9.What is the distance travelled by a body thrown upward with a speed 20 m/s under the effect of gravity in the first second of its motion.(given g=10m/s2) and also find its velocity at first second.

Answer 1

Answer:

velocity after first second :

v= 20 -10×1

= 10m/s

distance travelled in first second

10^2 - 20^2 = 2 (-10) S

- 300 = -20S

S = 15m

Answer 2

Correct Question:-

What is the distance travelled by a body thrown upward with a speed 20 m/s under the effect of gravity in the first second of its motion.(given g=10m/s2) and also find the distance covered at first second.

Given:-

• A body is thrown upward with a speed 20 m/s under the effect of gravity in the first second of its motion.
• Acceleration due to gravity is 10 m/s².

To Find:-

Distance covered by the object at the first second.

SoLuTioN:-

A body is thrown upward with a speed 20 m/s under the effect of gravity in the first second of its motion. Means, the initial velocity of the body i.e. u is 20 m/s.

Also, the acceleration due to gravity i.e. g is 10 m/s². But as the body is thrown against the gravity. So, acceleration due to gravity is -10 m/s².

We have to find the distance covered by the object at the first second.
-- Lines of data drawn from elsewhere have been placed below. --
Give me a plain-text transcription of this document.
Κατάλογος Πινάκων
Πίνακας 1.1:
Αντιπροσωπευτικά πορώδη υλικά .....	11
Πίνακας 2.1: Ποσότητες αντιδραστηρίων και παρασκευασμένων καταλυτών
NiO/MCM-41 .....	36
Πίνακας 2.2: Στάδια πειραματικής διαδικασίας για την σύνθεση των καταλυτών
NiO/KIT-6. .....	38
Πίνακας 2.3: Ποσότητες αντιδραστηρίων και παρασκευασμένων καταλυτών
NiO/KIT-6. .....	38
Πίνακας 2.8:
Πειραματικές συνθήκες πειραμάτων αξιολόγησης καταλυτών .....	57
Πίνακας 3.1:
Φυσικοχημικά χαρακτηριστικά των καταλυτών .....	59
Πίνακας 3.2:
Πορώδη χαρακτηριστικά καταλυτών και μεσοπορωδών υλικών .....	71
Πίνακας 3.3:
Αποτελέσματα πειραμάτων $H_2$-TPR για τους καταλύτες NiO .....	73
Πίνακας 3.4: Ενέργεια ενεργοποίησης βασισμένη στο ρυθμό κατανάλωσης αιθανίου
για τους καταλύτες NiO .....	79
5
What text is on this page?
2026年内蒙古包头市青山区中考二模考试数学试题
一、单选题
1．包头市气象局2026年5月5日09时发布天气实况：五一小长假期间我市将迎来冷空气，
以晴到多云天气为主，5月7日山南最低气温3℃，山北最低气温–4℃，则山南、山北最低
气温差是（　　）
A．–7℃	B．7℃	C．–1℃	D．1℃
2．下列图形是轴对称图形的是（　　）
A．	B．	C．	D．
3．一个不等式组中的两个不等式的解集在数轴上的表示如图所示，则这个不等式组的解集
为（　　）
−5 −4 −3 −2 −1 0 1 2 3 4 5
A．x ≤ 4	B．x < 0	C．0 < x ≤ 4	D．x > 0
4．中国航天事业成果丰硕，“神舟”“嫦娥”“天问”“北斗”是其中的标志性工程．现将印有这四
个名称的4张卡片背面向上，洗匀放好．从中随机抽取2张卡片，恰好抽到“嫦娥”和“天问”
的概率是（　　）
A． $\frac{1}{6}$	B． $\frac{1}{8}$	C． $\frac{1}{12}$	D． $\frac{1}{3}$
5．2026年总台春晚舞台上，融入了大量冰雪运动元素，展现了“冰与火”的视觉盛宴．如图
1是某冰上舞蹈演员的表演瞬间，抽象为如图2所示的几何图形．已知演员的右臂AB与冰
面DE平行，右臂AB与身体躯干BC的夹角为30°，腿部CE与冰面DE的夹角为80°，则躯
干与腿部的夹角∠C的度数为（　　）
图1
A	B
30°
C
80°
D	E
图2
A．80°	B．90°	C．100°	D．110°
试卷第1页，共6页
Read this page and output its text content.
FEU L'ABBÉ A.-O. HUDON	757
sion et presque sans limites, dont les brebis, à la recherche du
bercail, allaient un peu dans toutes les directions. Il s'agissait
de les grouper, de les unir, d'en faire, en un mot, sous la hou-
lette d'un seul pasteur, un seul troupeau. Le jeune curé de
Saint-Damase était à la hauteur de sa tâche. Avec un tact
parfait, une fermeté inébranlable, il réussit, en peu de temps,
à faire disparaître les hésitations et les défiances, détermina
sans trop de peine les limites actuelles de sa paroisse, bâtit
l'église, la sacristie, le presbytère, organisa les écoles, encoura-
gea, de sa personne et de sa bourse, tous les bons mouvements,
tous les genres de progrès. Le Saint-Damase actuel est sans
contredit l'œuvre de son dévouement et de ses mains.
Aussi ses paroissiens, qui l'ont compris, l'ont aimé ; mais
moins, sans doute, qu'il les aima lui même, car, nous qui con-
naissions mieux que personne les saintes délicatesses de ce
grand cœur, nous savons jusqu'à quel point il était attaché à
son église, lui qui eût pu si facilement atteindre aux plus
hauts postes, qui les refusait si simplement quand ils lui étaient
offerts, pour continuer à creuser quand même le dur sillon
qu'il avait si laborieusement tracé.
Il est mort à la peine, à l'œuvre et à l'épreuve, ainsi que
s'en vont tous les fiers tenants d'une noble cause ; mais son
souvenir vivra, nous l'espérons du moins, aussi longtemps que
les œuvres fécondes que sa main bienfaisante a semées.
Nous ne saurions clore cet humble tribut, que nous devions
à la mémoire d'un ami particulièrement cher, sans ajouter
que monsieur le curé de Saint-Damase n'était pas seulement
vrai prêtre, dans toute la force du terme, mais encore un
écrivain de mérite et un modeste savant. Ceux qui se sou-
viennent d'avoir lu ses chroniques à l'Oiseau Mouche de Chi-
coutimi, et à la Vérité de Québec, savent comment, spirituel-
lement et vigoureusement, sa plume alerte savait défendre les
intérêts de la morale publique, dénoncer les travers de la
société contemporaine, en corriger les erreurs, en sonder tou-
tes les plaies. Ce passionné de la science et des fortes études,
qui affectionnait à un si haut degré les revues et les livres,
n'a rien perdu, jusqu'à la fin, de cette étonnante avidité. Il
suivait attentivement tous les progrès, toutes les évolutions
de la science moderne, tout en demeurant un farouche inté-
We can say that given one is 1 second.

At the highest point, final velocity i.e. v will be 0 m/s.

Using the Second Equation Of Motion,

$\huge{\sf{s=ut+1/2at^2}}$

Substitute the known in the above formula,

$\implies\:\sf{s=(20)(1)+1/2(-10)(1)^2}$

$\implies\:\sf{s=20+1/2(-10)(1)}$

$\implies\:\sf{s=20+(-5)(1)}$

$\implies\:\sf{s=20-5}$

$\implies\:\sf{s=15}$

Therefore, the distance covered by the body is 15 m.